I assume you know about scribing pieces, right? I always scribe pieces I part so when I reassemble I can realign correctly using my scribed mark as the reference.
I'd cut shaft at bottom myself, so I can slide it through bearings/ bushings. If you cut it anywhere else you'll not be able to reinstall it again. The weld, or collar if you decide to sleeve it will stop you.
Also I have no problem altering postion/ placement of column support bracket to suit my needs. Harness is inside mast jacket anyway, right?. So what does it matter?.[none!]
What matters is wheel spline to turn signal mtg plate distance. if that relative distance changes you could have cancel or bind up problems later. That's why I'd cut bottoms of shaft & mid point of jacket without hesitation, after I was sure I had "layout right" for bottom mast bearing/ bushing.

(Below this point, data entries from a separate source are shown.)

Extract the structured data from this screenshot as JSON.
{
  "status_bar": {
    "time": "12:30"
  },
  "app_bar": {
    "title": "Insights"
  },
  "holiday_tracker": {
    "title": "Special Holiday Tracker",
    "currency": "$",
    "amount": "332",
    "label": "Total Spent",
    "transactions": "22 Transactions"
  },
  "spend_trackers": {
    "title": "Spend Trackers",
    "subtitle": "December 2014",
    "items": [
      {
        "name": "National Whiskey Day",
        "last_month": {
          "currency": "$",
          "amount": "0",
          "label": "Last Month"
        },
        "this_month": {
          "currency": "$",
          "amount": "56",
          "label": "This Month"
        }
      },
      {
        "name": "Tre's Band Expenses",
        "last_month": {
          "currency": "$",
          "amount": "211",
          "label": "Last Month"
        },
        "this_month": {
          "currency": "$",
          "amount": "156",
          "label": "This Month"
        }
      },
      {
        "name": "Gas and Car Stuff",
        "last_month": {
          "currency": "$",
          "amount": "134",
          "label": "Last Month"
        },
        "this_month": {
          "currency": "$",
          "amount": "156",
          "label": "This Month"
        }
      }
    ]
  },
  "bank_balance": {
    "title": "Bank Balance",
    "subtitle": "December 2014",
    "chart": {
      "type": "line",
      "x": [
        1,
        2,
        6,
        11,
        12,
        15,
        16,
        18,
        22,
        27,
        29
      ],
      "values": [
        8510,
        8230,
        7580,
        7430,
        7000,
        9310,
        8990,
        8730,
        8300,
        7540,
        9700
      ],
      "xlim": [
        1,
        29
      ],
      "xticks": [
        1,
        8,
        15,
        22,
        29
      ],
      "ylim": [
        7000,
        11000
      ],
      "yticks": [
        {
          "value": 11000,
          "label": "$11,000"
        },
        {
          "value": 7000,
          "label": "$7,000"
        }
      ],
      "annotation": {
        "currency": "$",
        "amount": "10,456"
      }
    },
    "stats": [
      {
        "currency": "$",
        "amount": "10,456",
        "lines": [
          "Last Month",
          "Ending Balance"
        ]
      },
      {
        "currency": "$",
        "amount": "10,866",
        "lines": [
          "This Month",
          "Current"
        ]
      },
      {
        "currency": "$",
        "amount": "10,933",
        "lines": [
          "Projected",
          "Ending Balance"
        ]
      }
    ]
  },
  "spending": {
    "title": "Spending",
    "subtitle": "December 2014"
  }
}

Another thing, since I want to get adjustable bottom mast bearing, I'd part my mast jacket in middle someplace so it ends up inside, under my dash where cut/ splice won't be seen, then collar my splice with "fall" from cut out, huh?.
If/ since yours is adjustable version, which 73 should be, close is good enough because it adjusts. . . . .
Oh Yeah, I'd stick with MIG or TIG re-weld to avoid corrupting sturctural integrity, like is so easy to do with stick or "Buzz Box".
But if you have the Equipment & ability, yeah sure do it.
Just my "chimes" on the matter, Jason.